1946 : nouvelle licence. Il fait quelques courses en indépendant (notamment avec le sponsor Ryssel) et commence à travailler comme mécanicien en pige. Met fin à sa carrière en 1951.
1952 : il dépose sa candidature au journal « L’Equipe » pour participer comme mécano au Tour de France (son 1er sur 17). Il est affecté à l’équipe d’Espagne. C’est Paul Delaye qui lui met le pied à l’étrier.
1953 : Il accompagne l’équipe de France avec comme leader Louison Bobet.

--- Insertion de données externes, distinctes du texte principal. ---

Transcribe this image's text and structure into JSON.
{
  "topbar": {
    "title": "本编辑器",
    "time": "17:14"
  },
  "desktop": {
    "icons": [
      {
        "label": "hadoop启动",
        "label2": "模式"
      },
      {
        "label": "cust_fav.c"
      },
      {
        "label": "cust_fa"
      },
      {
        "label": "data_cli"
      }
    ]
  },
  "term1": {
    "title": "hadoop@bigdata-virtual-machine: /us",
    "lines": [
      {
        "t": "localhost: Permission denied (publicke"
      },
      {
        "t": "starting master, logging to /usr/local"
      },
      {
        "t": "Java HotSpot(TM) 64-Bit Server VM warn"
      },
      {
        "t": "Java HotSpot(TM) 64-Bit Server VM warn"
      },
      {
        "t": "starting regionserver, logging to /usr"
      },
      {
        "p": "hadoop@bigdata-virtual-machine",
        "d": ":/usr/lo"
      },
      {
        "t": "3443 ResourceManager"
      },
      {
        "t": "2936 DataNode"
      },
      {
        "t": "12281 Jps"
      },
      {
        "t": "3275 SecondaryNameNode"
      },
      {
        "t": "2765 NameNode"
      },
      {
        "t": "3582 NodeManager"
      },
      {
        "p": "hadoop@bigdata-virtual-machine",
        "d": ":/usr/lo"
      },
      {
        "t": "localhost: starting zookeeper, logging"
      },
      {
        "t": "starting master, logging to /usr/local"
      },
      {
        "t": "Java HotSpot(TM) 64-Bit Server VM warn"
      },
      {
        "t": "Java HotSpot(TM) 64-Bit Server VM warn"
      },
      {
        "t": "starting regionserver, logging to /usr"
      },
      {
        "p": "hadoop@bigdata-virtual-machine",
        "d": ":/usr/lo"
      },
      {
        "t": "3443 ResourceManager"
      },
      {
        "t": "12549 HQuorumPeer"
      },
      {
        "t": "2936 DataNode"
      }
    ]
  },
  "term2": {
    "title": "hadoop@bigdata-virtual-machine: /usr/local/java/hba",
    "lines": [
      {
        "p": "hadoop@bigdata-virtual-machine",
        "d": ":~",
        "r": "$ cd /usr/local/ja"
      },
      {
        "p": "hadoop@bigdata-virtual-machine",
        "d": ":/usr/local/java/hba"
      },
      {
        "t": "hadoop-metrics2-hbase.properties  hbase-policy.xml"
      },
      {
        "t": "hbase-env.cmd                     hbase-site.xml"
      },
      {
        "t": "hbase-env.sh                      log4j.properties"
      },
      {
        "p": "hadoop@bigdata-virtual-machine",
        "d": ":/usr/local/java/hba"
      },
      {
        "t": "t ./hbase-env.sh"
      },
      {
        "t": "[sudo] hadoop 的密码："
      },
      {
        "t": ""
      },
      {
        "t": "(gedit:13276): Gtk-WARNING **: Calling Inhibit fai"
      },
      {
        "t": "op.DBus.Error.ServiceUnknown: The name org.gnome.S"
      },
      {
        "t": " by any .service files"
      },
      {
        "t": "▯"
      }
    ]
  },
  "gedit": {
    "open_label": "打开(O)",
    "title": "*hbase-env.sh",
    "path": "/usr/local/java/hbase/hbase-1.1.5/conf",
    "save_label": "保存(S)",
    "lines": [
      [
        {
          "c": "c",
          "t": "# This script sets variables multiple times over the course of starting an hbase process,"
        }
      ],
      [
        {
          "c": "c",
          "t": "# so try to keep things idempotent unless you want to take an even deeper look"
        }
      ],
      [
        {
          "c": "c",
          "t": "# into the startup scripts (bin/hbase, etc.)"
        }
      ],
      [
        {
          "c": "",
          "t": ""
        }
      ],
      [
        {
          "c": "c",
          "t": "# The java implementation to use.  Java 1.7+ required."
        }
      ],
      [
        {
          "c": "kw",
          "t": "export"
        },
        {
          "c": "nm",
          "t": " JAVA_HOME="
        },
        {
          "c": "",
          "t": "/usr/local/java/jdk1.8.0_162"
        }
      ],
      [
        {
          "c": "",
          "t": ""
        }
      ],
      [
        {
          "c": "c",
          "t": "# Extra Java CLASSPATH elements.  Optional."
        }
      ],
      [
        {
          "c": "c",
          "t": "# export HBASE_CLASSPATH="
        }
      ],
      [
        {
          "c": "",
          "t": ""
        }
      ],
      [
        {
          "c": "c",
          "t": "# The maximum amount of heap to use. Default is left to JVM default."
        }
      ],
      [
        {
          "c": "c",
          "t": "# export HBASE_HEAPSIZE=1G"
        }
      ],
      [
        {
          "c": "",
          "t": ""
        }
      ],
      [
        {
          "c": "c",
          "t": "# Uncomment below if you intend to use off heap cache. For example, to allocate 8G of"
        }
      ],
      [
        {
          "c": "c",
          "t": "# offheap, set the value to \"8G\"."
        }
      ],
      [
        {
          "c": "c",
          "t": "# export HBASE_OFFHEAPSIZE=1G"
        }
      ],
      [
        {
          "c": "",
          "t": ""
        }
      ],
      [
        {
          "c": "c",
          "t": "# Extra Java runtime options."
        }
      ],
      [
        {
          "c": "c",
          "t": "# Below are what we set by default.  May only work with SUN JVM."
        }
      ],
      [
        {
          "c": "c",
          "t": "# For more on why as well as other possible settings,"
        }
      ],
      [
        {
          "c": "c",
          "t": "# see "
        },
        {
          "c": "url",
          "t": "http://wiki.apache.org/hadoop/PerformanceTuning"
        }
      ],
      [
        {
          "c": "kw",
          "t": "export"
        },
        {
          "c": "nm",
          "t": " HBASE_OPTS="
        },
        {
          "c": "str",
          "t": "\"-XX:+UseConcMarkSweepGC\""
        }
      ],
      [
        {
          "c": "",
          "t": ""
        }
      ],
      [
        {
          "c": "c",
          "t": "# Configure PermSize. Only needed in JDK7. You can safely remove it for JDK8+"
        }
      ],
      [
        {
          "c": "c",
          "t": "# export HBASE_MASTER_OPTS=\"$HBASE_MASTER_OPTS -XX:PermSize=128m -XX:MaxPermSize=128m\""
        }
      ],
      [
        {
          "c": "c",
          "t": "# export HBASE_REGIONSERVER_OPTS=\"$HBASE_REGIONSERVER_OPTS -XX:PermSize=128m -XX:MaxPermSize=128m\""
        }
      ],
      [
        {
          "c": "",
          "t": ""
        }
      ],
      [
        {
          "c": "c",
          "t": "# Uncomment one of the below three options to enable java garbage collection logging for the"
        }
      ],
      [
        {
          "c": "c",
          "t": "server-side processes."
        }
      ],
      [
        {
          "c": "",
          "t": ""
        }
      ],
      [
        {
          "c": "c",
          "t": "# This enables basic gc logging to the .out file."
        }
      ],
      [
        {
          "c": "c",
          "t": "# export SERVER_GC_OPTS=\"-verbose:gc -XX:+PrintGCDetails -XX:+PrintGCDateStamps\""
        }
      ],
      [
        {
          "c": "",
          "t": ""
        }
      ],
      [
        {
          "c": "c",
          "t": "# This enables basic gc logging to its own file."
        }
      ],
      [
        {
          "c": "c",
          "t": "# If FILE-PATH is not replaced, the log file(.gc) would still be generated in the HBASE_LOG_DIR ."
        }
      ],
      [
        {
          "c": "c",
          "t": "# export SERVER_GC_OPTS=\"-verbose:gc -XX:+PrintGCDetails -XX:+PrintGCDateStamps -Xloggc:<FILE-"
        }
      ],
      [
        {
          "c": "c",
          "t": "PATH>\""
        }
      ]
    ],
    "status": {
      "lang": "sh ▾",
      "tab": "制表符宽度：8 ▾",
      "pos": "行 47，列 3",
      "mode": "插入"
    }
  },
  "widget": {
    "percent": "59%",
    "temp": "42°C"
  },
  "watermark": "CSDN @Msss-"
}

1964 : au Giro Anquetil est en rose. La voiture de Geminiani directeur de course crève à deux reprises. Ce dernier demande à Louis d’assurer en vélo en cas de dépannage derrière Anquetil. Il l’a suivi sur 12 kms. A l’arrivée Anquetil a pris Louis dans ses bras et lui a dit « Tu as sauvé le tour »
1965 : Anquetil gagne le Dauphiné le samedi et enchaîne avec le Bordeaux Paris le dimanche (photos).
1965 : il doit préparer les vélos pour la bénédiction du pape, mais il arrive en retard. Il a du travailler pendant essuyant le courroux de son directeur sportif.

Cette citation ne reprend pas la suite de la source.